Neuro-immune interactions of neural stem cell transplants: from animal disease models to human trials

Abstract

Stem cell technology is a promising branch of regenerative medicine that is aimed at developing new approaches for the treatment of severely debilitating human diseases, including those affecting the central nervous system (CNS). Despite the increasing understanding of the mechanisms governing their biology, the application of stem cell therapeutics remains challenging. The initial idea that stem cell transplants work in vivo via the replacement of endogenous cells lost or damaged owing to disease has been challenged by accumulating evidence of their therapeutic plasticity. This new concept covers the remarkable immune regulatory and tissue trophic effects that transplanted stem cells exert at the level of the neural microenvironment to promote tissue healing via combination of immune modulatory and tissue protective actions, while retaining predominantly undifferentiated features. Among a number of promising candidate stem cell sources, neural stem/precursor cells (NPCs) are under extensive investigation with regard to their therapeutic plasticity after transplantation. The significant impact in vivo of experimental NPC therapies in animal models of inflammatory CNS diseases has raised great expectations that these stem cells, or the manipulation of the mechanisms behind their therapeutic impact, could soon be translated to human studies. This review aims to provide an update on the most recent evidence of therapeutically-relevant neuro-immune interactions following NPC transplants in animal models of multiple sclerosis, cerebral stroke and traumas of the spinal cord, and consideration of the forthcoming challenges related to the early translation of some of these exciting experimental outcomes into clinical medicines.

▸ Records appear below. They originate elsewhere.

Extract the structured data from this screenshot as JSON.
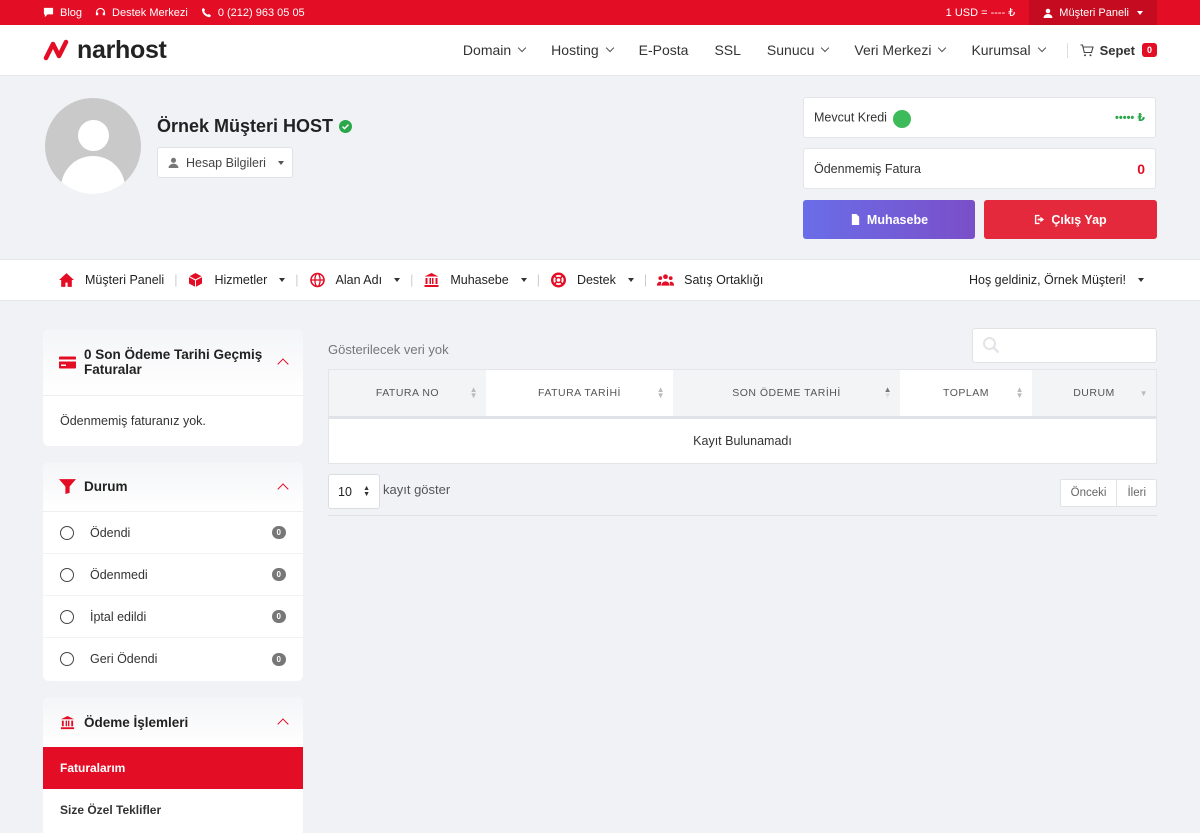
{
  "topbar": {
    "blog": "Blog",
    "support": "Destek Merkezi",
    "phone": "0 (212) 963 05 05",
    "currency": "1 USD = ---- ₺",
    "panel": "Müşteri Paneli"
  },
  "header": {
    "logo": "narhost",
    "nav": [
      "Domain",
      "Hosting",
      "E-Posta",
      "SSL",
      "Sunucu",
      "Veri Merkezi",
      "Kurumsal"
    ],
    "cart_label": "Sepet",
    "cart_count": "0"
  },
  "profile": {
    "name": "Örnek Müşteri HOST",
    "account_button": "Hesap Bilgileri",
    "credit_label": "Mevcut Kredi",
    "credit_value": "••••• ₺",
    "unpaid_label": "Ödenmemiş Fatura",
    "unpaid_value": "0",
    "accounting_button": "Muhasebe",
    "logout_button": "Çıkış Yap"
  },
  "subnav": {
    "items": [
      "Müşteri Paneli",
      "Hizmetler",
      "Alan Adı",
      "Muhasebe",
      "Destek",
      "Satış Ortaklığı"
    ],
    "welcome": "Hoş geldiniz, Örnek Müşteri!"
  },
  "sidebar": {
    "overdue_title": "0 Son Ödeme Tarihi Geçmiş Faturalar",
    "overdue_text": "Ödenmemiş faturanız yok.",
    "status_title": "Durum",
    "statuses": [
      {
        "label": "Ödendi",
        "count": "0"
      },
      {
        "label": "Ödenmedi",
        "count": "0"
      },
      {
        "label": "İptal edildi",
        "count": "0"
      },
      {
        "label": "Geri Ödendi",
        "count": "0"
      }
    ],
    "payment_title": "Ödeme İşlemleri",
    "payment_items": [
      "Faturalarım",
      "Size Özel Teklifler"
    ]
  },
  "table": {
    "info": "Gösterilecek veri yok",
    "columns": [
      "FATURA NO",
      "FATURA TARİHİ",
      "SON ÖDEME TARİHİ",
      "TOPLAM",
      "DURUM"
    ],
    "empty": "Kayıt Bulunamadı",
    "page_length": "10",
    "page_length_label": "kayıt göster",
    "prev": "Önceki",
    "next": "İleri"
  },
  "colors": {
    "brand_red": "#e30e25",
    "accounting_gradient_start": "#6a6de8",
    "accounting_gradient_end": "#7a4fc8",
    "verified_green": "#2aa74a"
  }
}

Keywords: Clinical trials; Immune modulation; Neural stem cells; Neuro-immune interactions; Stem cell therapy.

Fig. 1

Overview diagram of the novel evidence of stem cell mediated effects – including neuro-immune interactions – that have inspired the present pipeline of neural stem cell therapeutic product development in multiple sclerosis, spinal cord injuries and brain stroke. In neurospheres, magenta is for Vimentin and green is for Phospho-Histone; in differentiated NPCs, red is for glial fibrillary acidic protein (GFAP) and green is for microtubule-associated protein 2 (MAP-2). Nuclei are stained with 4′,6-diamidino-2-phenylindole (DAPI). The magnetic resonance image (MRI) is a representative diffusion weighted image (DWI) coronal scan from the brain of a mouse 24 h after transient (45′) middle cerebral artery occlusion (MCAo).